I have been accused of a motoring offence. Should I instruct a solicitor or a barrister?
Until relatively recently the public could only engage the services of a barrister by instructing a solicitor who would ‘brief’ the barrister ie a client would engage a solicitor who, in turn, would instruct a barrister for the client. Now there is a choice: the public can directly engage a barrister themselves without the need to instruct a solicitor at all or, they can still, if they wish, engage a solicitor who will instruct a barrister for them (which means paying for 2 lawyers when one could do!) It seems that most people look online for a lawyer and speak to several before making a decision. Consequently, when people first ring me I am sometimes told, ‘I have spoken to a solicitor who says pay me £X and I will arrange for a barrister to represent you’. This comment gives rise to various issues.
Do you know how much the solicitor will pay the barrister?
Usually the client has not thought to ask this question. However, the proportion of the fee paid to the barrister is directly relevant to the barrister’s ability to obtain the best possible result. You need the most able barrister you can afford. After all, whether you retain your driving licence could depend on it. However, the solicitor’s immediate financial interests are not aligned with yours in that the lower the proportion of the fee payable to the barrister the more of the fee the solicitor will retain.

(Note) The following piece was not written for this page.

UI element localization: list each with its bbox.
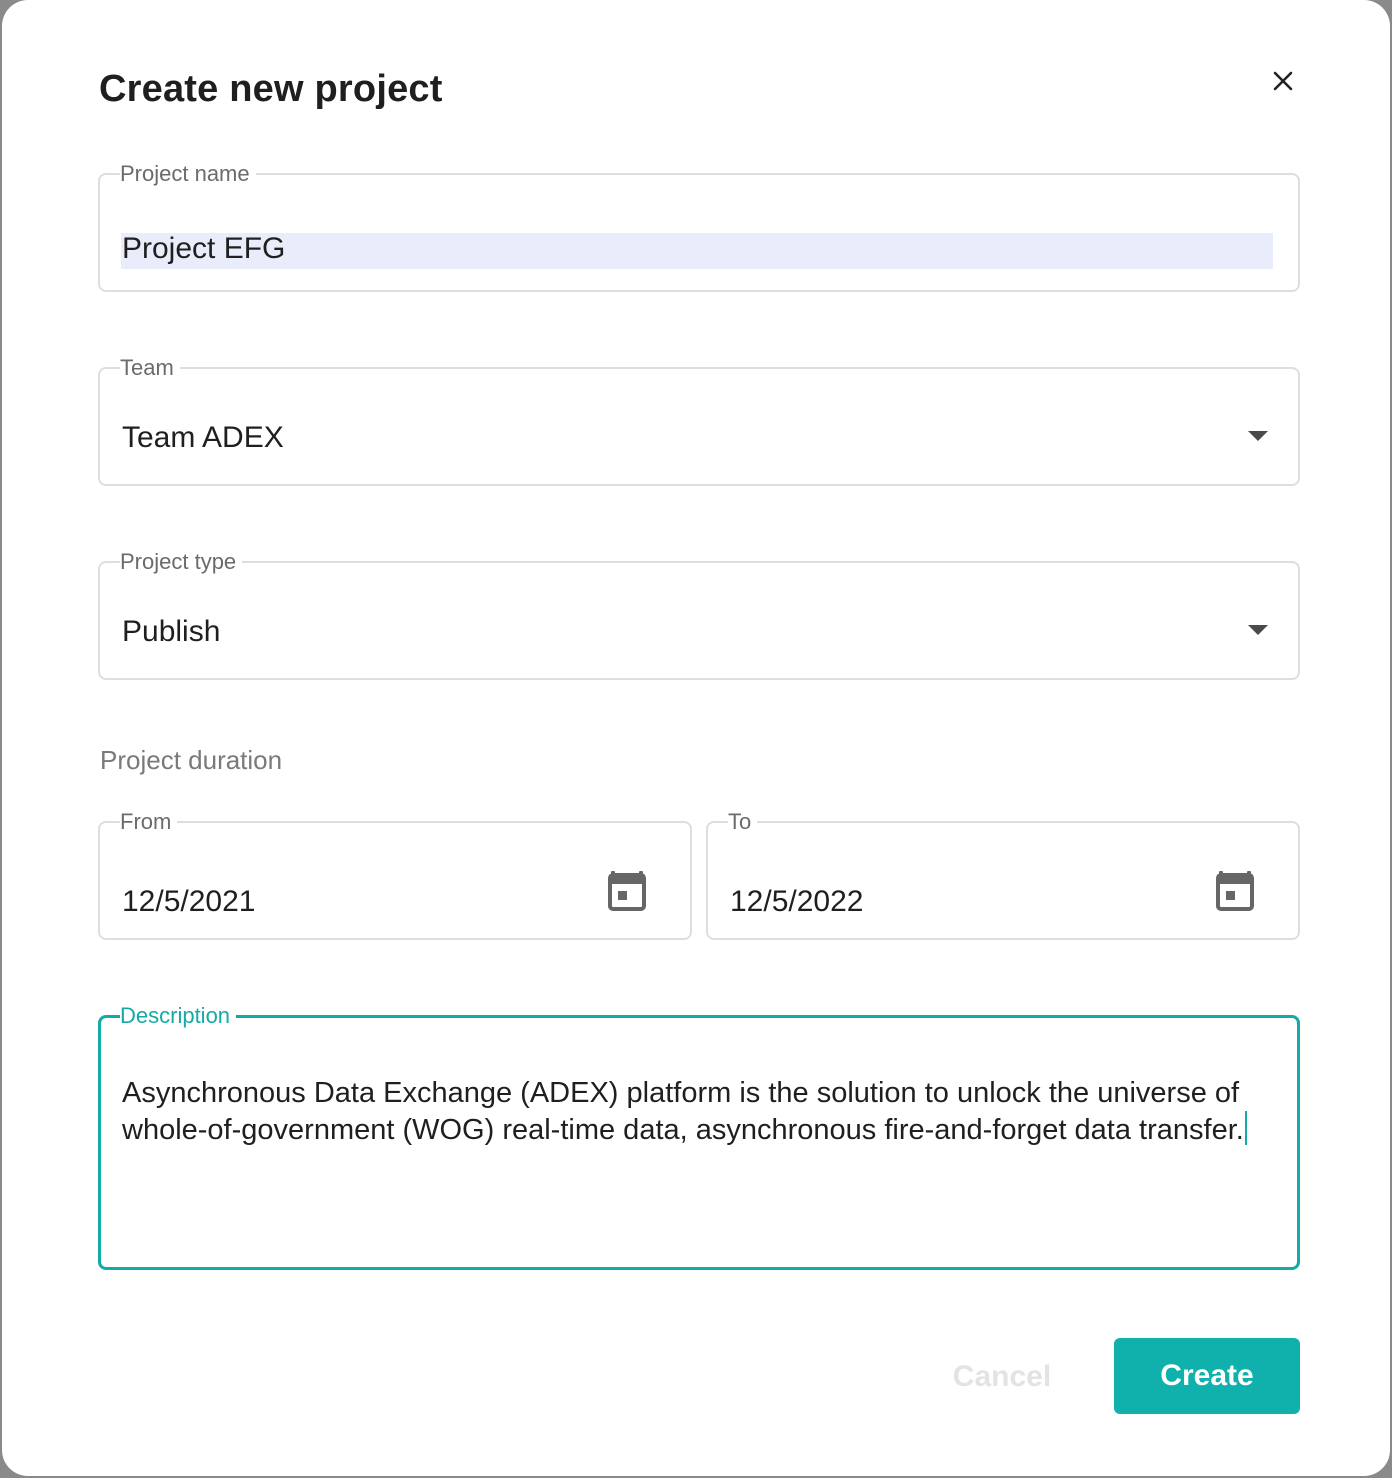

The fees that a barrister can command tend to depend upon a range of factors such as seniority, specialisation, and reputation. At the cheapest end of the scale are ‘pupil’ barristers who enjoy a right of audience (to represent Defendants in court) after completing just 6 months of their pupillages but to whom the other factors mentioned above hardly apply (as they have not even fully completed their practical training). Therefore, there is a direct correlation between the fees charged by the barrister and his or her ability (at least, as measured by seniority, specialisation and reputation – barristers of whom these things can be said are usually expensive to hire). It will not have escaped the reader that this means there can be an inverse correlation between the proportion of the fees retained by the solicitor and the ability of the barrister instructed on behalf of the client to obtain the best possible result (in other words, the more of the fee the solicitor keeps the less will be available to instruct a barrister, and, the less available for the barrister the more junior and inexperienced he or she is likely to be).
When at risk of losing your driving licence you should consider whether delegating the choice of your barrister to a solicitor is in your best interests as the solicitor’s pecuniary interests may be in conflict with yours. You should consider how this could affect the choice of barrister made on your behalf. (A reputable solicitor will advise you of the seniority of the barrister, the proportion of the fee he or she is to be paid, whether he or she specialises solely in the field of law concerned etc). You may wish to ask yourself if there is any clear advantage in instructing a solicitor at all in the circumstances of your case. Of course, if you require litigation services (such as having letters sent and received on your behalf, your lawyer going on the record with the court, the taking of witness statements etc) then you should consider instructing a solicitor as they specialise in litigation services. On the other hand, if you don’t require such services then an alternative is to directly instruct a public access barrister yourself thereby ensuring continuity of representation and that all of the fees you pay go towards securing the best courtroom representation you can afford. After all, your licence could depend on it.